One of the hardest things about using CBD is that its effects are very individual. "I do not think we know if CBD works, whether it works for some people or not for others or for certain conditions, but not for others," Dr. Atkinson. And until more research on CBD is done, we can not definitely answer these questions.

It also does not help that, from a therapeutic point of view, there is no nationwide consensus on which dose or concentration is most helpful. "There is not enough scientific evidence backed by the federal government to accurately record dosing procedures," explains Danias of The Pottery. Alexander adds: "It's all about the ingredients, dosage and concentration of CBD – and many CBD products do not even indicate how much CBD is included in the product – customers should expect brands to characterize the amount of CBD and consumers should not invest in products that do not. "

That may not be enough to make sure you get a real product.
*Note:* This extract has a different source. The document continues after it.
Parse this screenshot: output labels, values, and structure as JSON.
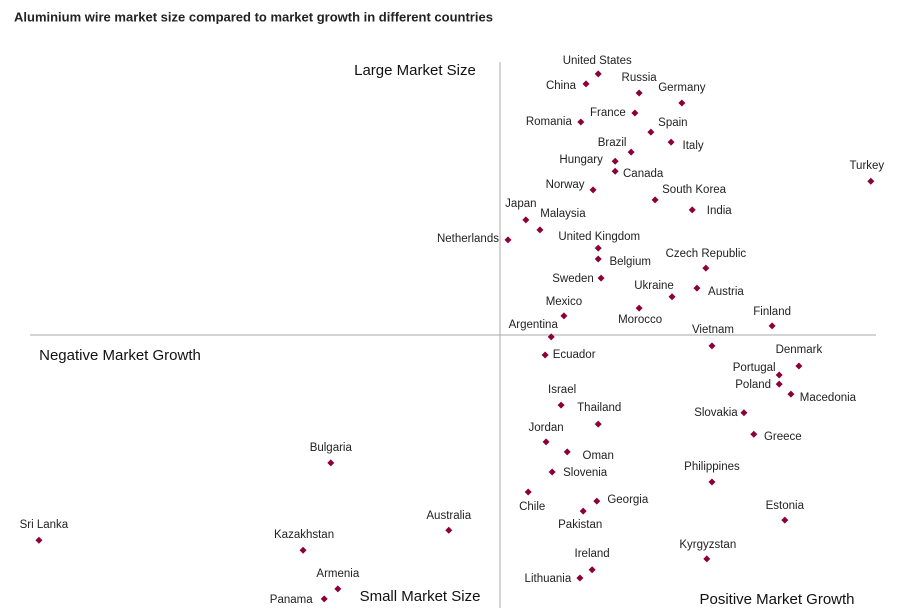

A study by Penn Medicine researchers in 2017 found that up to 70 percent of CBD products may be mislabeled. The team analyzed 84 different CBD products from unknown brands and found that 42 percent of them contained more CBD than announced; 26 percent contained less; and some also contained a "significant" amount of THC, although they were not labeled as such. "The biggest consequence is that many of these patients may not get the right dosage," said Marcel Bonn-Miller, PhD, lead author of the study. "They either do not get enough to be effective or they become too much." (Excess CBD can also cause the product to be ineffective, the study says.)

A study by Penn Medicine researchers in 2017 found that up to 70 percent of CBD products could be mislabeled.

Governments are beginning to crack down on it. "California is launching a program to test products sold by licensed pharmacies to ensure that the label describes what is actually in the product," says Dr. Atkinson. However, it is up to you to research the products you buy and make sure they come from reputable manufacturers. And since there is not a single third-party resource available to compile this information, it means fulfilling your due diligence by reading the fine print and googling the founders of the brand.

"I use the same values ​​and practices for buying CBD as food and personal care products: Ingredients are important, know your founders, buy from companies with a mission beyond profit, and demand transparency from seed to the ground," says Assaf. "Choose a plant full spectrum product that has been extracted without harmful solvents such as butane using the cleanest methods Demand the full cannabinoid profile Many companies sell snake oil, so it's important that we set higher standards in the industry. "No pun intended.